The Family Fang.
Kevin Wilson teaches courses on fiction and writing at the University of the South. The Family Fang, his comedic debut novel, follows his short story collection, Tunneling to the Center of the Earth.
THE STORY: The Fangs, rather than the vampires the title suggests, are a family of performance artists out to make a name for themselves no matter the cost. Caleb and Camille, the parents, stage public confrontations and use their children, Annie (Child A.) and Buster (Child B.), to provoke reactions from the public. They enroll Buster in a beauty pageant disguised as a girl; they print out fake coupons for free sandwiches at a shop to see what happens. Not surprisingly, the psychologically damaged children leave home the moment they can, but Annie finds disillusionment as a Hollywood actress and Buster finds it as a writer. Unable to cope on their own, they reluctantly concoct a family reunion--but they get more than they bargained for in one final family performance.
Ecco/HarperCollins. 320 pages. $23.99. ISBN: 9780061579035
Miami Herald [CLASSIC]
"The Family Fang is first and foremost a comic masterpiece, but Wilson has managed to inject a hint of universality.

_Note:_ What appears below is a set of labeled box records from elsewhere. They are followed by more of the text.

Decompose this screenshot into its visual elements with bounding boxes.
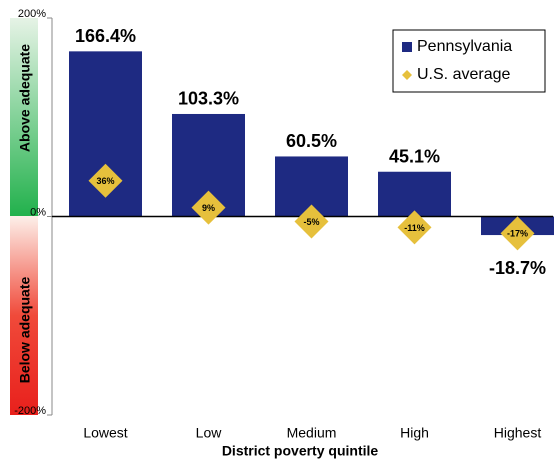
data-label: 166.4%: [75, 26, 136, 46]
marker: [294, 204, 329, 239]
x-axis-label: District poverty quintile: [222, 443, 379, 459]
y-tick-label: 0%: [30, 206, 46, 218]
x-tick-label: High: [400, 425, 429, 441]
data-label: 60.5%: [286, 131, 337, 151]
marker: [500, 216, 535, 251]
legend-box: [392, 29, 546, 93]
data-label: 103.3%: [178, 89, 239, 109]
x-tick-label: Lowest: [83, 425, 127, 441]
legend-label: Pennsylvania: [417, 38, 512, 55]
below-band: [10, 216, 38, 415]
data-label: -17%: [507, 229, 528, 239]
band-label: Above adequate: [17, 44, 33, 152]
data-label: 9%: [202, 203, 215, 213]
data-label: -5%: [303, 217, 319, 227]
marker: [88, 163, 123, 198]
marker: [397, 210, 432, 245]
band-label: Below adequate: [17, 277, 33, 384]
legend-swatch: [402, 42, 412, 52]
x-tick-label: Medium: [287, 425, 337, 441]
data-label: -18.7%: [489, 258, 546, 278]
x-tick-label: Low: [196, 425, 223, 441]
above-band: [10, 18, 38, 216]
marker: [191, 190, 226, 225]
data-label: 36%: [96, 176, 114, 186]
y-tick-label: -200%: [14, 405, 46, 417]
data-label: 45.1%: [389, 146, 440, 166]
bar: [378, 171, 451, 217]
legend-label: U.S. average: [417, 66, 510, 83]
data-label: -11%: [404, 223, 425, 233]
legend-swatch: [402, 70, 412, 80]
x-tick-label: Highest: [494, 425, 542, 441]
y-tick-label: 200%: [18, 8, 46, 20]
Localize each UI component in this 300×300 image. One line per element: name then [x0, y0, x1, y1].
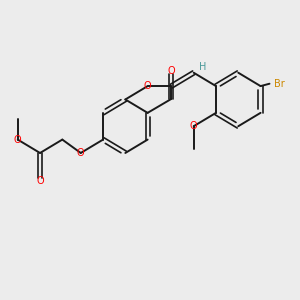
Text: O: O [190, 121, 197, 131]
Text: O: O [144, 81, 152, 91]
Text: Br: Br [274, 79, 284, 89]
Text: O: O [168, 66, 175, 76]
Text: O: O [77, 148, 85, 158]
Text: O: O [37, 176, 44, 186]
Text: H: H [199, 62, 206, 72]
Text: O: O [14, 135, 22, 145]
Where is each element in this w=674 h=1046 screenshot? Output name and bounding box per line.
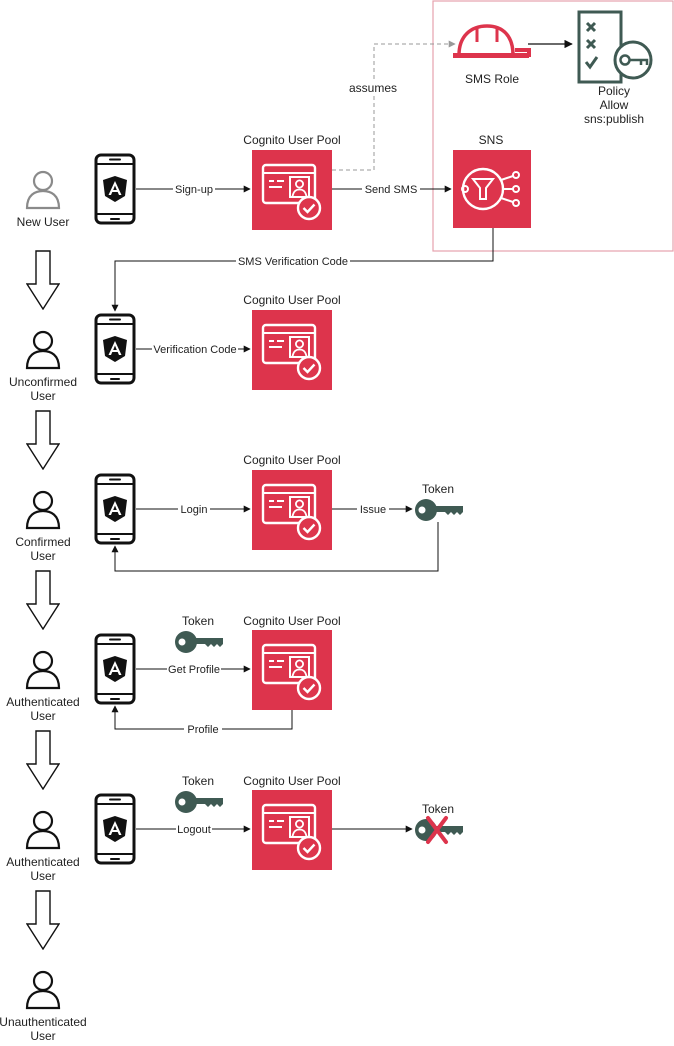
cognito-user-pool-icon <box>252 150 332 230</box>
assumes-edge <box>332 40 456 171</box>
get-profile-label: Get Profile <box>168 664 220 676</box>
sms-code-label: SMS Verification Code <box>238 256 348 268</box>
key-icon <box>415 499 463 521</box>
user-label-unconfirmed: Unconfirmed User <box>9 375 77 403</box>
cognito-user-pool-icon <box>252 790 332 870</box>
cognito-label: Cognito User Pool <box>243 453 340 467</box>
sns-permissions-group <box>432 0 674 252</box>
revoked-key-icon <box>415 816 463 844</box>
token-label: Token <box>182 774 214 788</box>
sign-up-label: Sign-up <box>175 184 213 196</box>
sns-topic-icon <box>453 150 531 228</box>
cognito-user-pool-icon <box>252 630 332 710</box>
user-label-authenticated-logout: Authenticated User <box>6 855 79 883</box>
key-icon <box>175 791 223 813</box>
token-label: Token <box>422 482 454 496</box>
user-icon <box>25 490 61 530</box>
verification-code-label: Verification Code <box>153 344 236 356</box>
profile-label: Profile <box>187 724 218 736</box>
cognito-label: Cognito User Pool <box>243 774 340 788</box>
angular-phone-icon <box>94 633 136 705</box>
logout-label: Logout <box>177 824 211 836</box>
cognito-user-pool-icon <box>252 310 332 390</box>
user-icon <box>25 170 61 210</box>
key-icon <box>175 631 223 653</box>
token-return-edge <box>111 522 439 572</box>
down-arrow-icon <box>26 250 60 310</box>
user-label-unauthenticated: Unauthenticated User <box>0 1015 87 1043</box>
assumes-label: assumes <box>349 81 397 95</box>
down-arrow-icon <box>26 570 60 630</box>
user-label-new: New User <box>17 215 70 229</box>
token-label: Token <box>422 802 454 816</box>
angular-phone-icon <box>94 473 136 545</box>
user-icon <box>25 330 61 370</box>
user-icon <box>25 970 61 1010</box>
angular-phone-icon <box>94 153 136 225</box>
angular-phone-icon <box>94 793 136 865</box>
user-label-authenticated: Authenticated User <box>6 695 79 723</box>
cognito-label: Cognito User Pool <box>243 293 340 307</box>
send-sms-label: Send SMS <box>365 184 418 196</box>
user-icon <box>25 810 61 850</box>
cognito-label: Cognito User Pool <box>243 133 340 147</box>
policy-label: Policy Allow sns:publish <box>584 84 644 126</box>
sns-label: SNS <box>479 133 504 147</box>
login-label: Login <box>181 504 208 516</box>
iam-policy-icon <box>577 10 653 84</box>
user-icon <box>25 650 61 690</box>
token-label: Token <box>182 614 214 628</box>
cognito-user-pool-icon <box>252 470 332 550</box>
sms-role-label: SMS Role <box>465 72 519 86</box>
down-arrow-icon <box>26 730 60 790</box>
down-arrow-icon <box>26 410 60 470</box>
angular-phone-icon <box>94 313 136 385</box>
down-arrow-icon <box>26 890 60 950</box>
cognito-label: Cognito User Pool <box>243 614 340 628</box>
issue-label: Issue <box>360 504 386 516</box>
user-label-confirmed: Confirmed User <box>15 535 70 563</box>
iam-role-hardhat-icon <box>451 24 531 60</box>
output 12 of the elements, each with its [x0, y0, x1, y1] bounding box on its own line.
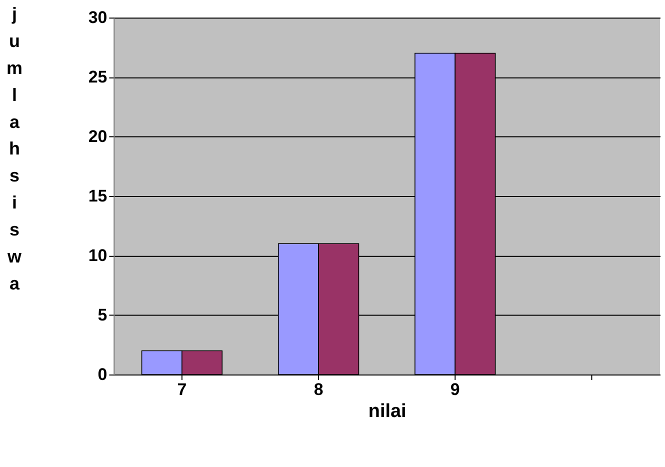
y-tick-label: 5	[98, 306, 108, 325]
y-tick-label: 25	[88, 68, 108, 87]
x-tick-label: 7	[177, 380, 187, 399]
y-tick-label: 30	[88, 8, 108, 28]
text: jumlahsiswa	[6, 4, 22, 294]
y-tick-label: 15	[88, 186, 108, 206]
x-axis-title: nilai	[368, 400, 406, 422]
y-tick-label: 0	[98, 365, 108, 384]
y-tick-label: 10	[88, 246, 108, 266]
x-tick-label: 9	[450, 380, 460, 399]
x-tick-label: 8	[314, 380, 324, 399]
y-tick-label: 20	[88, 127, 108, 146]
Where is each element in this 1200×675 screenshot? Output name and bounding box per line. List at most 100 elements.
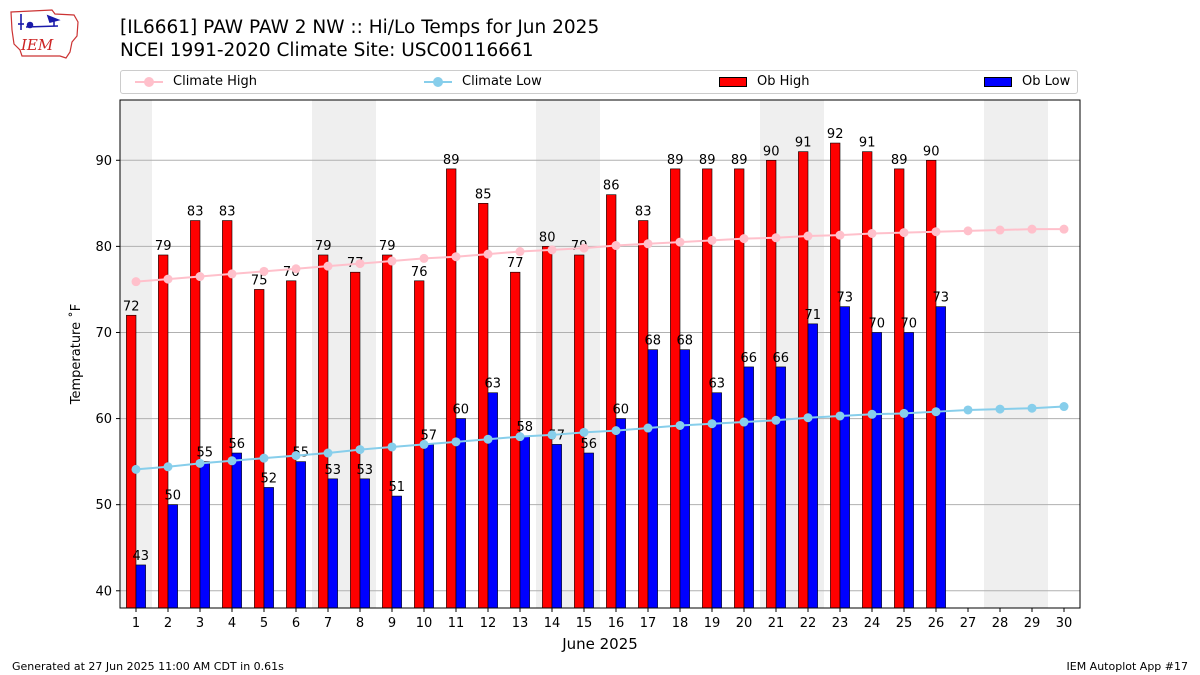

The Fangs may be deeply unconventional, but Wilson gets to the heart of the blend of admiration and resentment that pervades every family unit." CONNIE OGLE
Boston Globe [EXCELLENT]
"Wilson's ambition alone is exciting. ... [His] writing has a Houdini-like perfection, wherein no matter how grim the variables, each lovely sentence manages to escape with all its parts intact." MOLLY YOUNG
Houston Chronicle [EXCELLENT]
"The Family Fang--and, really, I cannot believe I am about to type this--is almost a mash-up of The Addams Family and The Man Who Loved Children, Christina Stead's sharp, unblinking look at the politics of a cataclysmically broken family. ... The Family Fang is a delicious book by a stunningly nimble writer." MAGGIE GALEHOUSE
New York Times [EXCELLENT]
"Mr. Wilson, though he writes wittily about various outre Fang performance pieces, resists putting too much emphasis on the family gimmick. ... [Wilson] has created a memorable shorthand for describing parent-child deceptions and for ways in which creative art and destructive behavior intersect." JANET MASLIN
Entertainment Weekly [EXCELLENT]
"Wilson writes with the studied quirkiness of George Saunders or filmmaker Wes Anderson, and there's some genuine warmth beneath all the surface eccentricity." THOM GEIER
Cleveland Plain Dealer [GOOD]
"The novel reads quickly, toggling between scenes of past Fang disruptions and the present, but the narrative ease and wit come at the expense of credulity and characterization. ... [Mostly], this novel revels in its anarchist glee." VIKAS TURAKHIA
At heart, The Family Fang raises questions about the value of art (especially when children become sacrificial lambs) and explores familial deception and the damaging consequences of selfish, dysfunctional parents. Critics couldn't help but praise the framework that brought these themes to the fore: bizarre, hilarious, comic, compelling, and just a little bit tragic. Nor did they voice complaints about the exquisite writing. The only real criticism was the characterization of the parents: the Boston Globe called them "a pair of dreadfully pretentious dingbats" that compromised the novel's premise, and the Cleveland Plain Dealer compared them to "a recurring couple in Victoria Roberts' New Yorker cartoons." But most readers will find themselves on an absorbing, comic adventure with the Family Fang.